We are on the cusp of a major transformation. For the first time in history, the global workforce has 5 different generations in the workplace. While some women have found the confidence to earn a seat in the boardroom many are, unfortunately, held back by fear. Recent surveys reveal that almost 78% of women are considering leaving the corporate world because they do not feel encouraged enough to make a difference in leadership and the workplace.
A few steps that women can take to successfully progress in the corporate world:
1. Grow your Social Intelligence Skills
As women, we can grow our social intelligence skills to develop powerful relationships. Statistics prove that men easily take the lead when it comes to rubbing shoulders, however women often feel uncomfortable about reaching out, playing politics and doing business networking. Reversing this perception will work wonders within the organisational culture. By working to effectively build enriching, rewarding and professional relationships on all levels, regardless of whether we are referring to stakeholders, colleagues or directors, this will improve levels of confidence and the way others see us. Forming a female networking platform/forum will help women pull together to create a woman friendly culture in the workplace, hence growing your social influence on certain levels.
2. Teaming up
Inviting men to networking sessions and making them a part of the solution – will encourage support and participation from the opposite sex. Teaming up with our male counterparts will produce positive steps towards bridging gender gaps in the workplace.
3. Overcoming Fear
Fear debilitates us on many levels and keeps us out of the loop. By unleashing the confidence to conquer the very thing we fear, we will draw closer to success – take the time to explore the various triggers. For example, if you have a fear of speaking in public or doing boardroom presentations, attend a public speaking course in order to address this issue.

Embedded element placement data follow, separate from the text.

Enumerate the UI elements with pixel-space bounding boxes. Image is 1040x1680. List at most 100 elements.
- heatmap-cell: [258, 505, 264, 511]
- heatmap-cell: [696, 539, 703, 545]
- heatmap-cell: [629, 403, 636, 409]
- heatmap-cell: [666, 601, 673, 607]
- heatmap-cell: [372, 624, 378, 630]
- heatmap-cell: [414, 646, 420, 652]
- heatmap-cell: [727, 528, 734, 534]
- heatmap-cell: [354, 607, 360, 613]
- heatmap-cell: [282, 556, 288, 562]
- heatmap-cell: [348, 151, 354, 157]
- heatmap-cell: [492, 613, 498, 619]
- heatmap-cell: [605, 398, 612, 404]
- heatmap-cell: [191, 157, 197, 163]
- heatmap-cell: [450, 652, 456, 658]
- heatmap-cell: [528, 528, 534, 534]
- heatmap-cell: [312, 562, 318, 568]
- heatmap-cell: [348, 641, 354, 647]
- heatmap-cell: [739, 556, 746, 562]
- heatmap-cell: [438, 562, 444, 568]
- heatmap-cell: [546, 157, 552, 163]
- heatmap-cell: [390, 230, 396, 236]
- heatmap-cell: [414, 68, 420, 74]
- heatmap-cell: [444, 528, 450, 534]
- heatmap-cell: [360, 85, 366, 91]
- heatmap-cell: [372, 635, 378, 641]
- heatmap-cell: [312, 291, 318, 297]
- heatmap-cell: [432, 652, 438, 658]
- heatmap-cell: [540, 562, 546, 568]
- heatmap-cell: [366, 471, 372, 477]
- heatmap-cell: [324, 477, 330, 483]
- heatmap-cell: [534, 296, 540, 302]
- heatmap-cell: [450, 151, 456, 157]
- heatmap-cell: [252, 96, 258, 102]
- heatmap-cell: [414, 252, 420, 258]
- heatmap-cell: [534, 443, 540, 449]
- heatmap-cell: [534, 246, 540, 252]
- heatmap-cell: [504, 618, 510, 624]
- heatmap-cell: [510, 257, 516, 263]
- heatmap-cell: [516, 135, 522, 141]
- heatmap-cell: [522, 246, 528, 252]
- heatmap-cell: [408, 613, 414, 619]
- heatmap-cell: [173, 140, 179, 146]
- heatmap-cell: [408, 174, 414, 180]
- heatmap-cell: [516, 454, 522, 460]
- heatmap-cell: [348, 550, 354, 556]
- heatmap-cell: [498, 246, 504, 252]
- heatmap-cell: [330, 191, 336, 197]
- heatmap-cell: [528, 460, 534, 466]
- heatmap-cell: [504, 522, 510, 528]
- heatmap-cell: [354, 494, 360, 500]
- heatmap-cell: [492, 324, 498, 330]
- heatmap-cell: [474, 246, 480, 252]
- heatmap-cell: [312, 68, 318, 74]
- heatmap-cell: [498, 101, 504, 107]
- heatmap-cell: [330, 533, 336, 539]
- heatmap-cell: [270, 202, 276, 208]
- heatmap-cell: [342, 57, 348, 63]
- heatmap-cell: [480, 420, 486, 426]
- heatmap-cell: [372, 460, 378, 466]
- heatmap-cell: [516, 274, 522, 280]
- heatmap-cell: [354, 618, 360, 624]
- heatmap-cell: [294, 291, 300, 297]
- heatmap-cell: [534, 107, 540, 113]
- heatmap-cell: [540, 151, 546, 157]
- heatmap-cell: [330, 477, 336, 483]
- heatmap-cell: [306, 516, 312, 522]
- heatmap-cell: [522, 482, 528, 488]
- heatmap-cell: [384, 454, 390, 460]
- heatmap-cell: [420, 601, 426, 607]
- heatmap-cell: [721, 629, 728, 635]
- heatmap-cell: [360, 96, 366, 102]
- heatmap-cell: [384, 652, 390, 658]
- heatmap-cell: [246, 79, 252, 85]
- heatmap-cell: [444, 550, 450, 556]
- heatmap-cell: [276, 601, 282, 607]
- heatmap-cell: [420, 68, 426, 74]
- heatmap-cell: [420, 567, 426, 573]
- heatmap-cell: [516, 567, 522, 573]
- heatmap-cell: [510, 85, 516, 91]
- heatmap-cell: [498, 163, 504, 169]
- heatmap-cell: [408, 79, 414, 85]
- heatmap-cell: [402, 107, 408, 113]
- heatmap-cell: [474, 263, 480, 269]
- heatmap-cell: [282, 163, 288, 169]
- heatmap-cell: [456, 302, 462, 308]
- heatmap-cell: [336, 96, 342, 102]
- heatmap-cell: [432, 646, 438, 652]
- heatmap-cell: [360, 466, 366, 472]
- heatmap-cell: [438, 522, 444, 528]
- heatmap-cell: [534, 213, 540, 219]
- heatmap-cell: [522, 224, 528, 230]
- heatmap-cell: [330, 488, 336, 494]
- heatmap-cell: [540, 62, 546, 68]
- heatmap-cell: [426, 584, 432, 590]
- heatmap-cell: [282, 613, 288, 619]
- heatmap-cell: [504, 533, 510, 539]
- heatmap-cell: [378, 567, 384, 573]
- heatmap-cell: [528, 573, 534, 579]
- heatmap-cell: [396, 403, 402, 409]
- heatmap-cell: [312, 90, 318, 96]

4. Bridging the Generation Gap
By collaborating and openly communicating with women from the different generations we can understand the mindsets governing each of the five generations. For example, Generation Y and Z seek feedback and coaching in the workplace and Generation X can provide this mentoring structure. If properly addressed having five different generations in the workplace can produce phenomenal results and the future enterprise can have a friendly work practice.